Poem

Two Poems

To hear the poet read “The Two Horses (A Memory),” click here.

The Two Horses (A Memory)

You said you had lunch in Pittsfield, was it on North Street?

That reminds me of when we lived on the farm.

It must be eighty years ago.

We went to a one-room school house, didn’t you drive past it once?

Each row was a different grade.

I sat in the first seat of the first row.

The teacher’s name was Miss Brown.

She was so pretty.

I wonder if she’s still alive.

The day before we left the farm our cat disappeared.

We couldn’t find her anywhere.

I was sad for weeks.

Three months later she showed up at our new house in Pittsfield.

Robbins Avenue.

I can’t think of the number now.

My sister was in New York.

She didn’t like the people she was living with so she’d visit us.

She fell in love with the young man who lived next door.

Maurice.

Your uncle Maurice.

They got married and moved to Cleveland.

They’re both gone now, aren’t they?

You know, I can’t picture her.

A few years later we moved to New York.

This just jumped into my mind: I must have been three years old.

We were still in Russia.

Mir.

A small town, but famous for its Yeshiva.

My oldest brother–Joe–took our horses down to the river.

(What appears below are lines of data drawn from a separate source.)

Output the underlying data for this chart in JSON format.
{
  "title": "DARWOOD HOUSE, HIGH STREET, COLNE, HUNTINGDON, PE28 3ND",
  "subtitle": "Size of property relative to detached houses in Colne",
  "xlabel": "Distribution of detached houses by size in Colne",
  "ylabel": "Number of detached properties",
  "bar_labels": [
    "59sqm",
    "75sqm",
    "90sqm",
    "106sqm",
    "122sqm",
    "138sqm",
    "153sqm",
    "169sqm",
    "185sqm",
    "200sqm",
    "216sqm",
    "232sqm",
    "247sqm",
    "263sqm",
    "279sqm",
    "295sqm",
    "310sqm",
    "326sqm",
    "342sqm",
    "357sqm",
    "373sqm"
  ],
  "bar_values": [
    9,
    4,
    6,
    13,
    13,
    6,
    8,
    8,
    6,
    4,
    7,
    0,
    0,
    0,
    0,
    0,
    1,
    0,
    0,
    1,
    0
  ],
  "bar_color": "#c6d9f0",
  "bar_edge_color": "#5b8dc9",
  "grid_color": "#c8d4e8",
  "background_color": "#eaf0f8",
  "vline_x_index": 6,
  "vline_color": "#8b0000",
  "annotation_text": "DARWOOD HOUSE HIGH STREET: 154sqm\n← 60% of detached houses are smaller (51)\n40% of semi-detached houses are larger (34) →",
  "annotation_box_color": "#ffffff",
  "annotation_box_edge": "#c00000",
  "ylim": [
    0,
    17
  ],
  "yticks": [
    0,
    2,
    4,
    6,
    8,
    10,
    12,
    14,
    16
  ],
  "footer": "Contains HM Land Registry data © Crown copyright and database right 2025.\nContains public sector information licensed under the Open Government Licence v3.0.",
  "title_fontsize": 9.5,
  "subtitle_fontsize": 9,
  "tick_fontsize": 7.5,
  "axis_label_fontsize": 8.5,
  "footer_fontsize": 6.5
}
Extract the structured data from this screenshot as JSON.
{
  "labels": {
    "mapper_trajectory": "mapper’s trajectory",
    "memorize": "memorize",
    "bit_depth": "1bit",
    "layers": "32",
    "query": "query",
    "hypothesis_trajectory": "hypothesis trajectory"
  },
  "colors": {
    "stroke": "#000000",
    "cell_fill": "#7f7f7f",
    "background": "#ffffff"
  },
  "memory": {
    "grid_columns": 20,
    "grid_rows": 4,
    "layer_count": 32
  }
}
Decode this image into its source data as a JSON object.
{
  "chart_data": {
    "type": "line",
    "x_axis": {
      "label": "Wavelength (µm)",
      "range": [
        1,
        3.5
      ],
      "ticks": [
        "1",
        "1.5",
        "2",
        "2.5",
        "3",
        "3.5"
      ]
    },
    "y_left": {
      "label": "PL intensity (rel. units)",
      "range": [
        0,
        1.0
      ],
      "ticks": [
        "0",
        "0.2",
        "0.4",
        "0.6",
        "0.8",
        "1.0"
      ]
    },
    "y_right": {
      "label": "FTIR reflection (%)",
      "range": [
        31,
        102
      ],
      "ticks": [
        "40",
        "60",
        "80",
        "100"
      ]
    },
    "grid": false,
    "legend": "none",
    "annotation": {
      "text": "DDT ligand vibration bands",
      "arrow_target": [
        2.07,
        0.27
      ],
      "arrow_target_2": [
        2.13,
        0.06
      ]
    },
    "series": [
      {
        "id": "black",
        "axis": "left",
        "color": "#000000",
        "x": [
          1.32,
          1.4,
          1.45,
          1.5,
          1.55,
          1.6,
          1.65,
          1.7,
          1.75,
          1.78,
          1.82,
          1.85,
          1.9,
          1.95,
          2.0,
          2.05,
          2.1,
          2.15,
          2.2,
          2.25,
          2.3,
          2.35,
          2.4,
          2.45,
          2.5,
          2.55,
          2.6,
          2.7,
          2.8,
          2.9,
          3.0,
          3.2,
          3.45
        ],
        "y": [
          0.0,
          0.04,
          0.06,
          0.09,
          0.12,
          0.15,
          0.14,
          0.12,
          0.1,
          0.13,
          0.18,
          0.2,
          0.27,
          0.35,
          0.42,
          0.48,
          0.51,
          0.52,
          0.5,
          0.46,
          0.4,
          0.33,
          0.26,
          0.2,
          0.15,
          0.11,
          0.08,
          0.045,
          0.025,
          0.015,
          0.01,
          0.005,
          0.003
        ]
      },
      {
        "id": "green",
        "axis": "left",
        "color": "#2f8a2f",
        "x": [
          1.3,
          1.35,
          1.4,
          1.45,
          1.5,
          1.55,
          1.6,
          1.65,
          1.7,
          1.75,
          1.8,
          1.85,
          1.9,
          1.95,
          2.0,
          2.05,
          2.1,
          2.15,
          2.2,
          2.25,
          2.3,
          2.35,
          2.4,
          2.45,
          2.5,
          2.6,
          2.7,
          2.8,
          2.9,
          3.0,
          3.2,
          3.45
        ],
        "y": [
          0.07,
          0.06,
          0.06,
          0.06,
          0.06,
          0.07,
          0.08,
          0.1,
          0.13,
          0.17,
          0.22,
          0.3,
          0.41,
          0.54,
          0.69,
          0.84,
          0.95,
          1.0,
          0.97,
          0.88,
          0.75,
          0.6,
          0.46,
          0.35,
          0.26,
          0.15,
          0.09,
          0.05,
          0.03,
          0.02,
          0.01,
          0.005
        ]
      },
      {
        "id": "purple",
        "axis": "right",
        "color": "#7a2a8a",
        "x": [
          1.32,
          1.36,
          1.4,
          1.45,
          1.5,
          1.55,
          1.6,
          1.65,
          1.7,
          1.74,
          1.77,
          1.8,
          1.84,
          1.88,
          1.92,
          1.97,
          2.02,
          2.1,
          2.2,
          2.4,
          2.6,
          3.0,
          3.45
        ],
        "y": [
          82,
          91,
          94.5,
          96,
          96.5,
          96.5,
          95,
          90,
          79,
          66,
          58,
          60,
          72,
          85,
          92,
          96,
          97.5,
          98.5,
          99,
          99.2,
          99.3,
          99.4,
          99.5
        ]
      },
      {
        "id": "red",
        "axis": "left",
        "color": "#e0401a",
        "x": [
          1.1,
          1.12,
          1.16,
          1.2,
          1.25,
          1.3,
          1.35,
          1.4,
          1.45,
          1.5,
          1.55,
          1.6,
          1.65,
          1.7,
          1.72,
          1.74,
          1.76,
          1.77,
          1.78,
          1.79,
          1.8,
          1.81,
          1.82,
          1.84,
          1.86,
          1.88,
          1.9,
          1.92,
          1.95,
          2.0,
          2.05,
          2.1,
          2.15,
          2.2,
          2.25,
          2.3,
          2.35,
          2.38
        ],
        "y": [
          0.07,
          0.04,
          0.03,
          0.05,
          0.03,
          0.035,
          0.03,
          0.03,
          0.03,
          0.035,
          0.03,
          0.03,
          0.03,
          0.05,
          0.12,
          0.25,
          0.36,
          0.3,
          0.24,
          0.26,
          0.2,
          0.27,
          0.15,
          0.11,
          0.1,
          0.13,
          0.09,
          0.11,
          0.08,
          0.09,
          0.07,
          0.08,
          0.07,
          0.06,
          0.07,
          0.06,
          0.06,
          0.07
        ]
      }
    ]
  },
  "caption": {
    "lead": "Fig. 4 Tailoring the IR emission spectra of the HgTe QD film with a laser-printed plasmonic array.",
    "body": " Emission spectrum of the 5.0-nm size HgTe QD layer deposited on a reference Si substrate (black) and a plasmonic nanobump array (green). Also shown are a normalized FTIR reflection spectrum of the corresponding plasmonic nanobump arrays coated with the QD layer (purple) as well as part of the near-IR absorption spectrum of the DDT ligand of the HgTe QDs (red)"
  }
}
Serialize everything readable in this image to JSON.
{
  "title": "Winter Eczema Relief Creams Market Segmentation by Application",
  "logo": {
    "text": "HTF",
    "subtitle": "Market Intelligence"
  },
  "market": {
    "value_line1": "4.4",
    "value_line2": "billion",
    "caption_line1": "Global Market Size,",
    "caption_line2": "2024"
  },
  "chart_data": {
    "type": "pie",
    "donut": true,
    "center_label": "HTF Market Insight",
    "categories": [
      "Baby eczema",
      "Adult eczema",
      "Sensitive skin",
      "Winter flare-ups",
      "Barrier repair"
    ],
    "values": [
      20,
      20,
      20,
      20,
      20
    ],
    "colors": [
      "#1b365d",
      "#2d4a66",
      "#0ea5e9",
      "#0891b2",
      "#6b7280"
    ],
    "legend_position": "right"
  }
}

They were the two best horses in the town.

My father had a phaeton.

A beautiful old buggy.

He was like a taxi driver, he took people to Minsk.

Or Vilna.

That day he was at the station.

The passenger station, waiting for customers.

My brother was still just a kid.

He must have been washing the horses in the river.

I can remember–it was a hot day.

Maybe he was giving them a drink.

And while I was watching the reins got caught around a pole in the river.

The horses kept twisting the reins around that pole.

It was slippery, the reins kept sliding down under the water and they were pulling the horses down with them.

I ran into town and got my father who came running back with a knife in his teeth.

He jumped into the river with all his clothes on.

He took the knife and sawed away at the reins until he finally cut through.

He saved the horses.

I haven’t thought about this in a thousand years.

It’s like a dream: you get up it’s forgotten.

Then it all comes back.

Didn’t I ever tell you?

Look at me, I’m starting to cry.

What’s there to cry about?

Such an old, old memory, why should it make me cry?

To hear the poet read “He Tells His Mother What’s He’s Working On,” click here.

He Tells His Mother What He’s Working On

I’m writing a poem about you.

You are? What’s it about?

It’s the story about your childhood, the horses in the river.

The ones that nearly drowned? … I saved them.

You told it to me just a few weeks ago.

I should dig up more of my memories.

I wish you would.

Like when I lived on the farm and one of the girls fell down the well?

Yes.

I forget if it was Rose or Pauline–it was a deep well.

I remember that story.

Have you finished your poem?

I’m still working on it.

You mean you’re correcting it, with commas and semicolons?

Exactly.

When can I see it?

As soon as it’s finished.

Is it an epic?

It’s not that long.

No, I mean all my thoughts, the flashes of what’s going through my life, the whole family history … living through the woe, the river and the water.

I know.

Will it be published?

I have to finish it first.

It’s better to write about real life, that’s more important than writing something fanciful.

I try to write all my poems about real life.

You see, the apple never falls far from the tree.

I guess not.

You’re my apple.

There’s probably a worm crawling through that apple.

Then it’s got something sweet to chew on.

Well, you’re my tree.

Yes, I’m your tree–you’re an apple, I’m a tree.